Brazilian automobile manufacturer

Obvio! is a Brazilian automobile manufacturer that specializes in the production of microcars. Plans were made to sell their cars in the United States through the ZAP distribution network. The company was wound down for a while with the death of vehicle designer Anísio Campos in 2019.

==Details==
Obvio! vehicles are described as "high performance urban cars". The Obvio! 828 and the Obvio! 012 are mid-engined models powered by a 1.6 L 16-valve inline 4-cylinder Tritec engine producing 115 hp.
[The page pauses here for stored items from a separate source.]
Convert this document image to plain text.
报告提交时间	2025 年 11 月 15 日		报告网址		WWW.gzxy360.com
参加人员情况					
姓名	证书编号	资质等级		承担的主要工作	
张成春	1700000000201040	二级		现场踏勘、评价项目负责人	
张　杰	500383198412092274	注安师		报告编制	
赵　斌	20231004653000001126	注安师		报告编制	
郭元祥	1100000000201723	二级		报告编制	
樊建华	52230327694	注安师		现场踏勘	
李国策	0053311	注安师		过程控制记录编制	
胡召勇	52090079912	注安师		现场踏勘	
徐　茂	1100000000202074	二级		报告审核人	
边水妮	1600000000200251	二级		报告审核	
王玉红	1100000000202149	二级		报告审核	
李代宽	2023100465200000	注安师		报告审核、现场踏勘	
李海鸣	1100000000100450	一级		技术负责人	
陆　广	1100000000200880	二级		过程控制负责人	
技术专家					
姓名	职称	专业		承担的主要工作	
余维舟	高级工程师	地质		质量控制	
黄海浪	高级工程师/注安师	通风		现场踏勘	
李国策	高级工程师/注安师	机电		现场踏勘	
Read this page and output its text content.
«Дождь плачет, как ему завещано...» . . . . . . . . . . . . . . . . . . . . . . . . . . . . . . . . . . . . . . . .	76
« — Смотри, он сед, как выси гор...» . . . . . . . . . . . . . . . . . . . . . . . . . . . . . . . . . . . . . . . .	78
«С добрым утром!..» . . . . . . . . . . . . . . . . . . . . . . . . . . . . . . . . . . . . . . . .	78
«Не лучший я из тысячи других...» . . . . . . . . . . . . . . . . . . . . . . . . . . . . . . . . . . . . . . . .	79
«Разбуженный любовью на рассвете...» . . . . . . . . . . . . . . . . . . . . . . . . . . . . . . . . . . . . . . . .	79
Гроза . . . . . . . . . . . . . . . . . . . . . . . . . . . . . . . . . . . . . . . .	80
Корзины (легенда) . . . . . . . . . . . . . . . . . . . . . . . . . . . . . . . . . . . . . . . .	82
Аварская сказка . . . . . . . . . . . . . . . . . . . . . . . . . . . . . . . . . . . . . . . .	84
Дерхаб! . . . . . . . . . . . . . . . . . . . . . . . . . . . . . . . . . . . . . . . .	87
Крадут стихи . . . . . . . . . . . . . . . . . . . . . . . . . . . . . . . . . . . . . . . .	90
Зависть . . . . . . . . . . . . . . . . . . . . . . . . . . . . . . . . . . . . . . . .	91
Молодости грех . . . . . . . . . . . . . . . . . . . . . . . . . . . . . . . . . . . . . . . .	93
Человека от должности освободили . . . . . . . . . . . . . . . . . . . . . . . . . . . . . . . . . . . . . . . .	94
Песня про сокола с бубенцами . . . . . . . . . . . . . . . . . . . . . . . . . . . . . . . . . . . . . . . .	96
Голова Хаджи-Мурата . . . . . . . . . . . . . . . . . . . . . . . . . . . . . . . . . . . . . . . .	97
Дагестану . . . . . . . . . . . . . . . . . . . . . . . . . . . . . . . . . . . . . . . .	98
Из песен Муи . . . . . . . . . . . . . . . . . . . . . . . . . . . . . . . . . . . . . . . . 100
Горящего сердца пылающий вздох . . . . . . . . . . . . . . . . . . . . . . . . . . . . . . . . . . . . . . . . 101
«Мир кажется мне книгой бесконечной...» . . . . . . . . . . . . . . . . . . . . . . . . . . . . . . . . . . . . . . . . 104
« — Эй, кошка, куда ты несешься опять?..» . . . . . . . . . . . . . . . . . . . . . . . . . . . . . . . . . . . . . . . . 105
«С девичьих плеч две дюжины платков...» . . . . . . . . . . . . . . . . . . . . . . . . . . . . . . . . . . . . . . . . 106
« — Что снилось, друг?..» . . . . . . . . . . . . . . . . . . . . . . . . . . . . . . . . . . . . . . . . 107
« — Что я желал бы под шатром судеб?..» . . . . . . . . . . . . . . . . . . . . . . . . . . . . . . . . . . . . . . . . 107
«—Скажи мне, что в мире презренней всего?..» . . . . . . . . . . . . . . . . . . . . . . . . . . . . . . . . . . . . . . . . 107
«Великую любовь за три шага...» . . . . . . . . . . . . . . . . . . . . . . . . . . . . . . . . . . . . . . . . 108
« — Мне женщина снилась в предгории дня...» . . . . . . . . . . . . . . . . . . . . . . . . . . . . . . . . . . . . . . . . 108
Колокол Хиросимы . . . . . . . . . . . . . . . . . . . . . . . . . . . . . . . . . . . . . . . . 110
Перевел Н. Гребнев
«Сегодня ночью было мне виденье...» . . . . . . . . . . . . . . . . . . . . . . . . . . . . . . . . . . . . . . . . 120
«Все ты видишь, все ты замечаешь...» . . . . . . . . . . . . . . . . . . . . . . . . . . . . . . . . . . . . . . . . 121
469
Versions producing 170 hp or 250 hp are also available. Fuel consumption is 12.5 km/L in the city or 17.3 km/L in highway. These are flexible-fuel vehicles that run on either gasoline, pure ethanol (E100), or any mix thereof. The cars are fitted with a continuously variable transmission (CVT) that can mimic a 6-speed sequential gearbox.

The chassis is designed as a series of ellipses (a system called "Niess Elliptical Survival Rings") to be strong yet light. The cars have one bench seat that seats three, and are fitted with airbags. It has McPherson suspension and disc brakes all around. The internal and external panels of the bodyshell are made in ABS/PMMA plastic. It uses scissor doors and also has a Boblbee backpack space integrated into the design.

The 828 has a list price of US$14,000 and the 012 has a list price of US$28,000. Extras offered are air conditioning (hot/cold), individual seats, power windows/rear mirror/central locking, leather seats and an iMobile Carputer.

The Obvio! 828H is hybrid electric concept car that runs on a flex-fuel engines and was presented in Rio de Janeiro in November 2010.